The Trauma Response An incident occurs; it is sudden, random, arbitrary, senseless. It affects not only the victim, but everyone else as well. The incident can shatter your sense of safety and well being and temporarily destroy your ability to function normally. This reaction is called “trauma response”. Although individuals will react with different intensities and recover at varying rates, most people will go through some form of trauma response, which may be an alternation between two states:
Numbness Characterized by withdrawal from others, depression or emotional flatness (not feeling much of anything), the feeling of being “lost in a fog”. These signs may be accompanied by problems with concentration.

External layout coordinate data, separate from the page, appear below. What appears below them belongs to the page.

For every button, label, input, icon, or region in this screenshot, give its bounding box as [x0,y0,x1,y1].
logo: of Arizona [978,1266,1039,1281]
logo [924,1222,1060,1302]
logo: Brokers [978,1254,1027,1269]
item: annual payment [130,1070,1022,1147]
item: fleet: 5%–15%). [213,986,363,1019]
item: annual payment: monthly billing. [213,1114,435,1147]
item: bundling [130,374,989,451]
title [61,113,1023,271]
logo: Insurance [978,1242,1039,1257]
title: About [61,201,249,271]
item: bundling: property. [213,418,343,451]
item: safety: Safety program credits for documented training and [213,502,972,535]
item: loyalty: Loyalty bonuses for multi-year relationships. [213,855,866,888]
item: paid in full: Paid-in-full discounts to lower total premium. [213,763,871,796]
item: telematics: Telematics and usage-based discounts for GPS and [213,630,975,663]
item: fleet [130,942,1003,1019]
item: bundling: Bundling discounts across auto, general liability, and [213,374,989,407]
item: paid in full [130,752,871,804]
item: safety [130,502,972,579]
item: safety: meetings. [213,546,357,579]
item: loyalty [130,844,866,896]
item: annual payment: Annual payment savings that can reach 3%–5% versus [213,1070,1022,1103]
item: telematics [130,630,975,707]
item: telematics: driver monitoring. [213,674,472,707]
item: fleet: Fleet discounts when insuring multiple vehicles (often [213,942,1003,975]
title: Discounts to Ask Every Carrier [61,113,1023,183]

Hyperarousal Characterized by irritability, flashbacks to the incident, nervousness, extreme emotions, nightmares, and being easily startled.
It is not uncommon to go back and forth between the two states. You may feel numb for a while, then move into hyperarousal, and back again. Some people may ultimately stay in one of the two states. It is also quite common for the traumatic event to rekindle feelings and memories of past events when you felt helpless, shocked, or suffered the loss of someone close to you.
Building walls around the pain When crisis strikes, the normal human tendency is to try to stop the pain. It’s normal to build a “wall” around the incident in an attempt to keep it separate from the rest of your life. The problem with building walls around the pain is that it usually doesn’t work. A critical incident causes a traumatic reaction, and refusing to think about it or discuss it won’t undo the incident. Even if the pain can be denied for a while it will push through later - often in the form of increased illness, decreased productivity or morale and a breakdown in the normal communication between you and the people you care about.
Getting over the trauma response The trauma response is a temporary reaction to a serious incident. The most important thing to remember is to avoid walling off the pain. If you have time to attend one or more counselling group sessions, take advantage of this opportunity to talk about how the incident affected you. Understanding the trauma response, and then making a conscious effort to work through it, will ultimately help you overcome the pain.